Methylation calling and epigenomic statistical analyses
The RRBS reads were first trimmed using fastp software v0.19.7 (Chen et al., 2018), and quality filtered to keep only reads with a quality > 15. The BISMARK software v0.20.0 (Krueger & Andrews, 2011) was used for mapping reads on the masked reference genome with default parameters and a maximum of one allowed mismatch (-N 1). Methylation information for cytosine in a CpG context with sufficient coverage (≥10x) was extracted.

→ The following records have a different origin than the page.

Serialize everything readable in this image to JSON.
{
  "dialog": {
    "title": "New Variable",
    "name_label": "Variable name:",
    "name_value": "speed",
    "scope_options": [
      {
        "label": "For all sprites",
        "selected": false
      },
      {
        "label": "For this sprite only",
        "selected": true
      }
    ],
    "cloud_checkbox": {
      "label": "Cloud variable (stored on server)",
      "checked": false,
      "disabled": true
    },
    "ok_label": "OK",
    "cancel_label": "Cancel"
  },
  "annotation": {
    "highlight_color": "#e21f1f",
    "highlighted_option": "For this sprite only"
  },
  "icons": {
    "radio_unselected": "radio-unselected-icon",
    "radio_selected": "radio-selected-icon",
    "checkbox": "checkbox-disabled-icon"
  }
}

Similarly to genetic differentiation, an RDA was performed to describe epigenomic variation across location, habitat and sex. A partial RDA was also conducted to test for the habitat effect alone. Additionally, we investigated more finely whether individual methylation on CpG cytosines varied across location, habitat (urban vs forest), sex, and a location×habitat interaction, using an ANOVA, run on autosomes and Z chromosome separately.
We used the MethylKit R package to identify differentially methylated regions (DMRs) between groups of individuals (habitat or sex) for each location. With a logistic regression including sex as covariate (“calculateDiffMeth” function), we looked for 1000pb regions differing by at least 10% (as usually reported in the literature) of methylation between urban and forest individuals (regions present in at least 9 over 10 individuals). We kept only DMRs with a q-value <0.001, that were considered as significantly different between habitats. Similarly, we ran a logistic regression to identify DMRs between sexes, including habitat as covariable.